I truly believe that the way that he has stayed clean for this long (2+ years) is because he did two things:
1) He abandoned all of the bad influences in his life and essentially started over. He moved far away and dropped ALL contact with ALL OF HIS FRIENDS, even the ones that did not do drugs.

2) He attends meetings a few days a week even if the group is not directly related to him.

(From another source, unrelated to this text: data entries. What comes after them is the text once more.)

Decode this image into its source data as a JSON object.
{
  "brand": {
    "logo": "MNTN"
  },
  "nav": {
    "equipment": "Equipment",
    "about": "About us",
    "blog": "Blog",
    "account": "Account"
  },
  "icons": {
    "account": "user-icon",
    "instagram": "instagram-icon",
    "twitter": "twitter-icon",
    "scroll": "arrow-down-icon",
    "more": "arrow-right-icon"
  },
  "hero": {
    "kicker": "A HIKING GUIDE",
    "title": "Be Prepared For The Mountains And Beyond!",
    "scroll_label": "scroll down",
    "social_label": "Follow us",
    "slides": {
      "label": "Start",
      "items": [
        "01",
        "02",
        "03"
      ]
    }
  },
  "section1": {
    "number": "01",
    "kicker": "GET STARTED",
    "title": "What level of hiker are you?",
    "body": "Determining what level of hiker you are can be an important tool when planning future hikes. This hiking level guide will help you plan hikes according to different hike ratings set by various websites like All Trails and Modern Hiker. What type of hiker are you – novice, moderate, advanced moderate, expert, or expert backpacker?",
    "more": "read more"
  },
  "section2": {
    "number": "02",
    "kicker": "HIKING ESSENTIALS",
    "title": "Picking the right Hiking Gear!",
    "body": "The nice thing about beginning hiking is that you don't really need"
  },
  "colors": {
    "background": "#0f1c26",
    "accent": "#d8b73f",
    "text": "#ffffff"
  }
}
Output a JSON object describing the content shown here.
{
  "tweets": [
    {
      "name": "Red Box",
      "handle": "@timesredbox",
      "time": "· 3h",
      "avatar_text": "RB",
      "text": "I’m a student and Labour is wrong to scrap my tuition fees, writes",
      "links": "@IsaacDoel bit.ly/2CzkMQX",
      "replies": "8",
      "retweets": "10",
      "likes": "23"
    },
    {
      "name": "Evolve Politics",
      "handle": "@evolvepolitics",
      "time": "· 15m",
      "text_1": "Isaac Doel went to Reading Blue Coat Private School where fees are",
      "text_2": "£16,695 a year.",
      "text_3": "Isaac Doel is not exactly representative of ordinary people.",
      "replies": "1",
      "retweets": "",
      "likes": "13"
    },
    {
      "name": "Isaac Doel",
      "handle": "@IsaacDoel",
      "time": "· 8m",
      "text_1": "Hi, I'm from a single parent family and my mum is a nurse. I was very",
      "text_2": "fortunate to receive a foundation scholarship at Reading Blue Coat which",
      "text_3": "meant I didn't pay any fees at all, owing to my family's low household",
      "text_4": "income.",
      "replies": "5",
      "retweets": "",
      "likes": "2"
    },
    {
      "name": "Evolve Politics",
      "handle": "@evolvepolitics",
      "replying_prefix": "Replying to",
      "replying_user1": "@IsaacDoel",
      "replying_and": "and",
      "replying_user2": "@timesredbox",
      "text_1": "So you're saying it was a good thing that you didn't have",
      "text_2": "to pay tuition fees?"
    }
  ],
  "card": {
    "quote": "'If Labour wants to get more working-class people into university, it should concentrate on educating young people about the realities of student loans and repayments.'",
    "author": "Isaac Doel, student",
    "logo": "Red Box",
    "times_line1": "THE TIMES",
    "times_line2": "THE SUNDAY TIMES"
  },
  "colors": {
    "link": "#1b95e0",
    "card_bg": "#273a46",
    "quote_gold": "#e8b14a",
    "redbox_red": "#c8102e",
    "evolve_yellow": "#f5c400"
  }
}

He was never into coke or alcohol but still attends CA and AA meetings just to stay on track.

Now all of his friends are people that he has met in meetings and people that actually want him to succeed in life. The thing is, it took a very dramatic event to convince him that it was time to change. It sucks that it had to happen that way but it often does have to happen like that. Telling somebody not to do something is only going to make them do it more. Your friend is going to have to figure this one out on his own.
 
swatdoc said:
Just don't use cocaine and come to the emergency department when you have your chest pain and try to hide the fact you're using it.

Happened yet again last night. When I asked if she used drugs I was told no. I was suspicious because her blood pressure and heart rate were through the roof. Sneaked in a urine tox analysis when she had to urinate and guess who was positive for cocaine?

When I confronted her with it, she adamantly denied it. Then finally she admitted to doing four lines of coke.

Had she admitted that crap an hour earlier she would have been treated more appropriately instead of her and her husband accusing me of not figuring out what's going on with her and demanding to know what is causing her pain. Well guess what, it's the cocaine you did that's causing your pain. A little bit of benzos and her pain went away. Would have done that sooner had she actually admitted to using.

Rule number one in medicine: patients lie. Rule number one for the patients, always be honest to your physician. I could care less if she used coke. I'd rather treat her instead of trying to play Sherlock Holmes and try to find out the hard way.

Is your first name Gregory? LOL
 
jh1 said:
Cocaethylene is a byproduct when coke is metabolized with alcohol - but that is liver toxic, but I don't know how it or if it effects your CV system.

My main question here is - not what immediate fatal damage can coke do to your system - we're all quite aware - heart attacks, tears in your heart, etc.

It's really what are the more slowly established life time damage that occurs to your CV system as a result of coke abuse?

I used alot of coke, I never had a tear in my heart or an attack. Not saying it can't happen - but it must be in exteme cases or somewhat rare cases - I know alot of coke users.
I'm sure you can search pubmed to find a source for this, but there's really not a strong correlation between the number of times you do cocaine and the first time you have one of those symptoms. It could be your first, 2nd, or 200th.